Après cinq semaines de polémique et de divisions de la majorité, le projet de loi sur la maîtrise de l'immigration a été définitivement adopté, mardi 23 octobre, par le Parlement.

A l'Assemblée nationale, le texte a été adopté par 282 voix contre 235. Soit une majorité nettement plus restreinte que celle réunie, une heure plus tôt pour la première partie (volet recette) du projet de loi de finances, adoptée avec 339 voix.

Dès dimanche soir, pourtant, le président de la République avait insisté, au bureau politique de l'UMP, pour qu'aucune voix ne manque.

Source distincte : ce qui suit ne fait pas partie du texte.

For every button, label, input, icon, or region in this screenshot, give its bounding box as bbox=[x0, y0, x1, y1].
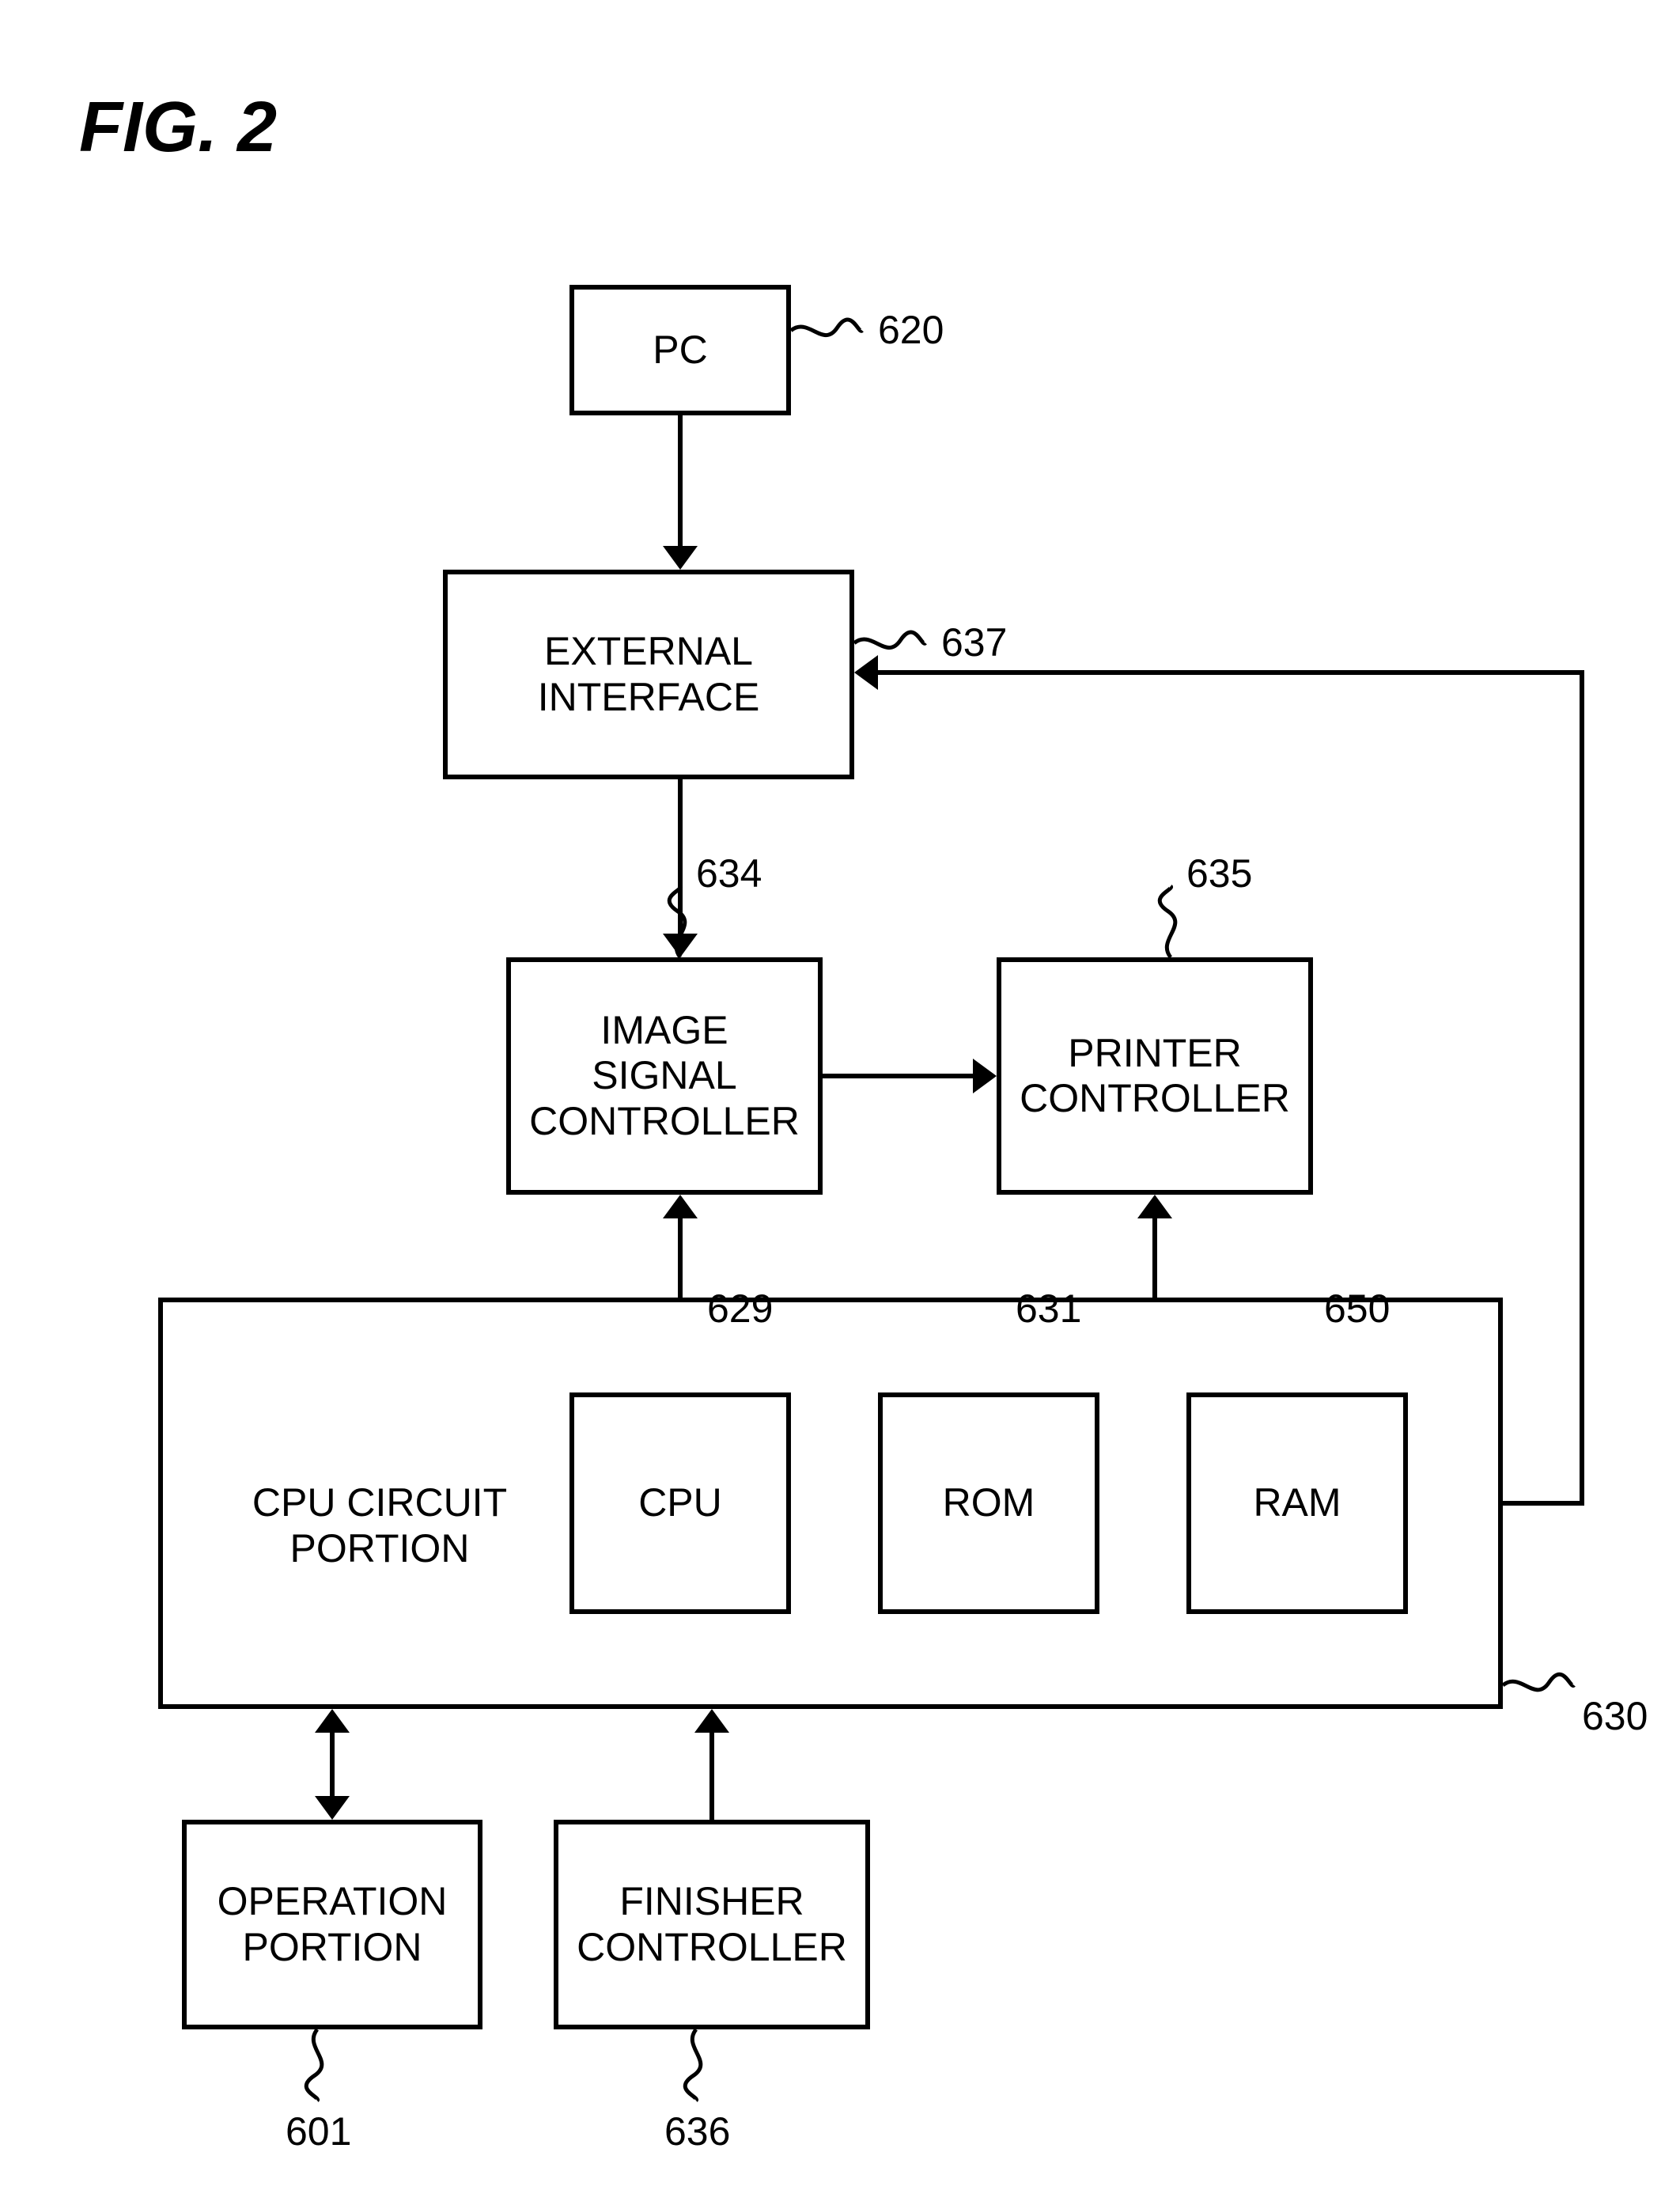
box-label-operation: OPERATIONPORTION bbox=[218, 1879, 448, 1970]
ref-finisher: 636 bbox=[664, 2109, 730, 2154]
box-printer: PRINTERCONTROLLER bbox=[997, 957, 1313, 1195]
cpu-portion-label: CPU CIRCUITPORTION bbox=[229, 1480, 530, 1571]
ref-ram: 650 bbox=[1324, 1286, 1390, 1332]
box-label-img_sig: IMAGESIGNALCONTROLLER bbox=[529, 1008, 800, 1145]
squiggle-operation bbox=[306, 2029, 322, 2101]
squiggle-cpu_port bbox=[1503, 1674, 1574, 1690]
box-finisher: FINISHERCONTROLLER bbox=[554, 1820, 870, 2029]
ref-printer: 635 bbox=[1186, 851, 1252, 896]
box-label-pc: PC bbox=[653, 328, 707, 373]
box-label-rom: ROM bbox=[943, 1480, 1035, 1526]
box-pc: PC bbox=[569, 285, 791, 415]
ref-rom: 631 bbox=[1016, 1286, 1081, 1332]
squiggle-printer bbox=[1160, 886, 1175, 957]
squiggle-finisher bbox=[685, 2029, 701, 2101]
box-label-cpu: CPU bbox=[638, 1480, 722, 1526]
box-label-finisher: FINISHERCONTROLLER bbox=[577, 1879, 847, 1970]
squiggle-ext_if bbox=[854, 632, 925, 648]
box-img_sig: IMAGESIGNALCONTROLLER bbox=[506, 957, 823, 1195]
box-cpu: CPU bbox=[569, 1392, 791, 1614]
box-ram: RAM bbox=[1186, 1392, 1408, 1614]
box-rom: ROM bbox=[878, 1392, 1099, 1614]
ref-cpu_port: 630 bbox=[1582, 1693, 1648, 1739]
ref-img_sig: 634 bbox=[696, 851, 762, 896]
squiggle-pc bbox=[791, 320, 862, 335]
ref-pc: 620 bbox=[878, 307, 944, 353]
box-operation: OPERATIONPORTION bbox=[182, 1820, 482, 2029]
box-label-ext_if: EXTERNALINTERFACE bbox=[538, 629, 760, 720]
box-label-ram: RAM bbox=[1253, 1480, 1341, 1526]
ref-ext_if: 637 bbox=[941, 619, 1007, 665]
box-ext_if: EXTERNALINTERFACE bbox=[443, 570, 854, 779]
ref-operation: 601 bbox=[286, 2109, 351, 2154]
ref-cpu: 629 bbox=[707, 1286, 773, 1332]
box-label-printer: PRINTERCONTROLLER bbox=[1020, 1031, 1290, 1122]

Et, lundi, le député d'Ille-et-Vilaine Pierre Méhaignerie, qui n'avait pas caché, lors de l'examen du texte, sa réserve vis-à-vis de l'amendement ADN, publiait un communiqué pour souligner que "la limitation très stricte de son utilisation grâce aux modifications apportées et à l'intervention du juge ne justifiait plus la caricature qui en est faite" et qu'il voterait le texte.

LE NOUVEAU CENTRE DIVISÉ Le groupe UMP de l'Assemblée n'a cependant pas fait le plein de ses voix, contrairement à ce que promettait son porte-parole Eric Ciotti, qui garantissait "son unanimité". Sur les 321 députés UMP, une quarantaine a fait défection : trois, dont François Goulard, ont voté contre, vingt et un se sont abstenus, tandis qu'une quinzaine n'a pas pris part au vote.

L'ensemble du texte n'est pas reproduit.